Most of my earliest memories were made on Fort Ord, which was cheek-by-jowl against Monterey, California, and you were never too far from the sound and scent of the ocean there. Ever since, I’ve never felt totally right when I’m too far inland—I’ve got to be near a coast, at least able to drive out and see it if I have a day off. It isn’t the same as watching the sun set, red and gold, in the Pacific, sitting on one of those big, ragged rocks on the coast of Monterey Bay, while the salt wind whips against your face; but I’ll take what I can get.


I kept telling myself last summer that I was going to make a trip to Rehoboth.

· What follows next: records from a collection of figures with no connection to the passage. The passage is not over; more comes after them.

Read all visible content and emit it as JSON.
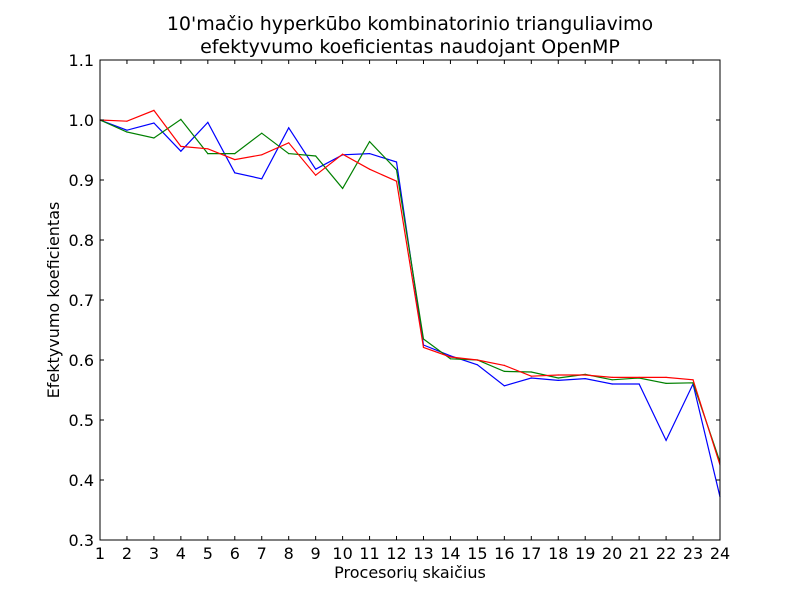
{
  "chart_data": {
    "type": "line",
    "title_lines": [
      "10'mačio hyperkūbo kombinatorinio trianguliavimo",
      "efektyvumo koeficientas naudojant OpenMP"
    ],
    "xlabel": "Procesorių skaičius",
    "ylabel": "Efektyvumo koeficientas",
    "xlim": [
      1,
      24
    ],
    "ylim": [
      0.3,
      1.1
    ],
    "x_ticks": [
      "1",
      "2",
      "3",
      "4",
      "5",
      "6",
      "7",
      "8",
      "9",
      "10",
      "11",
      "12",
      "13",
      "14",
      "15",
      "16",
      "17",
      "18",
      "19",
      "20",
      "21",
      "22",
      "23",
      "24"
    ],
    "y_ticks": [
      "0.3",
      "0.4",
      "0.5",
      "0.6",
      "0.7",
      "0.8",
      "0.9",
      "1.0",
      "1.1"
    ],
    "grid": false,
    "x": [
      1,
      2,
      3,
      4,
      5,
      6,
      7,
      8,
      9,
      10,
      11,
      12,
      13,
      14,
      15,
      16,
      17,
      18,
      19,
      20,
      21,
      22,
      23,
      24
    ],
    "series": [
      {
        "color": "#0000ff",
        "values": [
          1.0,
          0.983,
          0.995,
          0.948,
          0.996,
          0.912,
          0.902,
          0.987,
          0.918,
          0.942,
          0.944,
          0.93,
          0.625,
          0.607,
          0.592,
          0.557,
          0.57,
          0.566,
          0.569,
          0.56,
          0.56,
          0.466,
          0.56,
          0.372
        ]
      },
      {
        "color": "#008000",
        "values": [
          1.0,
          0.98,
          0.97,
          1.001,
          0.944,
          0.944,
          0.978,
          0.944,
          0.94,
          0.886,
          0.964,
          0.917,
          0.635,
          0.602,
          0.6,
          0.581,
          0.58,
          0.57,
          0.576,
          0.567,
          0.57,
          0.561,
          0.562,
          0.43
        ]
      },
      {
        "color": "#ff0000",
        "values": [
          1.0,
          0.998,
          1.016,
          0.956,
          0.952,
          0.934,
          0.942,
          0.962,
          0.908,
          0.943,
          0.918,
          0.898,
          0.621,
          0.605,
          0.6,
          0.591,
          0.573,
          0.575,
          0.575,
          0.571,
          0.571,
          0.571,
          0.567,
          0.425
        ]
      }
    ]
  }
}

Or some beach, anyway, and Rehoboth happens to be one of my favorites that’s within a day’s drive: it doesn’t have the trashiness and commercial hugeness of Ocean City, or the face-dissolving pollution of the Chesapeake (and the less said about the putrescent smell of Baltimore’s Inner Harbor the better, though I’m not above going there when I really want a fix of seaside). It’s a cozily built town, and you can find parking before you gnaw your own leg off from ennui. Fingers crossed to get out there some time this summer.

V.

Bacardi white rum sucks. I said it. I’m not sorry. Tastes like margarine. What doesn’t suck is Jameson and Grand Marnier over ice with a few dashes of Angostura bitters (kind of a poor man’s Manhattan, but without the vermouth because I didn’t feel like buying any, and without the twist of lemon because I was too lazy to cut a lemon).

✠     ✠     ✠

1Probably the silliest critique I’ve yet encountered was by a reviewer from the New York Times, who found it unbelievable that somebody would listen to the recordings made by the suicide victim slowly instead of all in one go, saying that ‘It makes no sense as anything but a plot device,’ because people only behave in one way, ever, and would never be reluctant or intimidated to hear a close friend’s explanation of why she killed herself.
2Melinda Selmys, Sexual Authenticity, p. 30.

2 comments:

  1. "[P]oor man's Manhattan," indeed! LOL The Grand Marnier is expensiver than vermouth. And where did the lemon twist come from? Manhattans require a cherry. ;)

    When I have rum, it's never white. I use Old Ipswich "Tavern Style" — local for me — or Rhum Barbancourt, preferably 8 yr. old, to support the Haitian economy.

    ReplyDelete
    Replies
    1. Come to think of it it always has been a cherry when I've gotten a Manhattan. I guess the recipe I looked up was wrong. Or a variant, I suppose.